W3C

- DRAFT -

Media Timed Events TF / DataCue API

20 Jul 2020

Agenda

Attendees

Present
Chris_Needham, Rob_Smith, John_Simmons, Andy_Rosen, Francois_Daoust, Gary_Katsevman, Rufael_Mekuria, Kazuyuki_Ashimura, Nigel_Megitt, Kazuhiro_Hoya, So_Vang
Regrets
Chair
Chris
Scribe
tidoust

Contents


<scribe> scribenick: cpn

Introduction

<kaz> Agenda: https://lists.w3.org/Archives/Public/public-web-and-tv/2020Jul/0012.html

TextTrackCUe end time

https://github.com/whatwg/html/issues/5297

Rob: May have been a misunderstanding, so i've looked again at how cue end times work
... A better way to put it is to have an unbounded cue, has a defined start time, then extends indefinitely
... The cue can end, if the user rewinds the media you'll get an exit event
... Where to go from here?

Chris: Two things: one to confirm if media duration includes text tracks as well as A/V tracks

Rob: I'd assume audio and video tracks would be same length, but metadata tracks not taken into account for duration
... You can have cues with negative cue times
... So a cue that extends the media duration shouldn't affect the duration

Nigel: Regarding negative cue times, in WebVTT the parsing algorithm doesn't accept a sign, so you can't put a negative cue time in a file. Same in TTML
... That's separate to the API in HTML which allows that

<arosen> The Digital Production Partnership explicitly recommends tolerances on short content (commercial messages, promotions, and music videos). An audio that is a quarter second short head and tail is by definition free of gaps.

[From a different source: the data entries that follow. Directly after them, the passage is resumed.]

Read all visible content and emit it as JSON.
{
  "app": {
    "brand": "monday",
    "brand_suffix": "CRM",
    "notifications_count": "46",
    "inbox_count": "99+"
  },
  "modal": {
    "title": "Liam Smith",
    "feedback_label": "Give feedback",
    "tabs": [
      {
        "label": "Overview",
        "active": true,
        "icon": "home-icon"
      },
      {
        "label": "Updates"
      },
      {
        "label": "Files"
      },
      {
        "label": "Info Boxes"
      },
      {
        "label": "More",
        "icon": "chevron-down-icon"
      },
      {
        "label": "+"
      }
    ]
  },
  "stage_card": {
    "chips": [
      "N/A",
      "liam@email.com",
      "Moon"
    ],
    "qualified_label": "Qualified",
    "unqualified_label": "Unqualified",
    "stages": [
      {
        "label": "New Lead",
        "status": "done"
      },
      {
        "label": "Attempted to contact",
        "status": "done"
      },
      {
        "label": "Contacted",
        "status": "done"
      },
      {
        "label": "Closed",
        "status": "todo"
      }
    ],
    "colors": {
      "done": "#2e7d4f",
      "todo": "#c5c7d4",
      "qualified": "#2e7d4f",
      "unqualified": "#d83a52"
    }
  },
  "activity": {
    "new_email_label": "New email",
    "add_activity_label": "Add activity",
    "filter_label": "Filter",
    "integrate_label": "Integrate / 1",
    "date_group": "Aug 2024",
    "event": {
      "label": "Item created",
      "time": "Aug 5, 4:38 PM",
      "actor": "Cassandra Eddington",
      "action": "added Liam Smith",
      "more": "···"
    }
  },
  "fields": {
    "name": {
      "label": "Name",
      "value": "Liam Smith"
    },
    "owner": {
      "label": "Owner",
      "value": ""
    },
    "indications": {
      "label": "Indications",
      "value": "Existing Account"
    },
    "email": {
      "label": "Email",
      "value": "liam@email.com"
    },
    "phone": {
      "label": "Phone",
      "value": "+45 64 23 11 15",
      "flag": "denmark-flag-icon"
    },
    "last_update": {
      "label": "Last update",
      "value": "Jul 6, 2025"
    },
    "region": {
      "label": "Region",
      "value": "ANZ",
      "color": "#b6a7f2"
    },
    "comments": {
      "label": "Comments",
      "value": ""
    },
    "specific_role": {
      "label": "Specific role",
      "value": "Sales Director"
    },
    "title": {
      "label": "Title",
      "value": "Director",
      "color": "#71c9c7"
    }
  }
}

John: If it's in HTML, why is it that way?

Rob: As I understand it, you can have a cue that starts before the start of media, or cues with start and end both negative

John: Would it be a legitimate constraint to not allow that?

Rob: Yes, I don't think it's relevant to our use cases here

Chris: May be as simple as the spec using double, which has no way to express values 0 or greater
... Eric suggested last time creating a pull request, so let's do that

<scribe> ACTION: Rob and Chris to draft PR for unbounded cue end times

Rufael: Does this work also cover subtitles, only metadata cues

Rob: It would be both, as TextTracks cover both
... There's a captioning use case also, a video with a timed events channel, a label overlaid on the video

TextTrack timing accuracy

https://github.com/whatwg/html/issues/5306

Chris: This change has been merged into HTML. Chromium still working on implementation, not sure of progress

Nigel: Can implementers let us know the status of their implementations?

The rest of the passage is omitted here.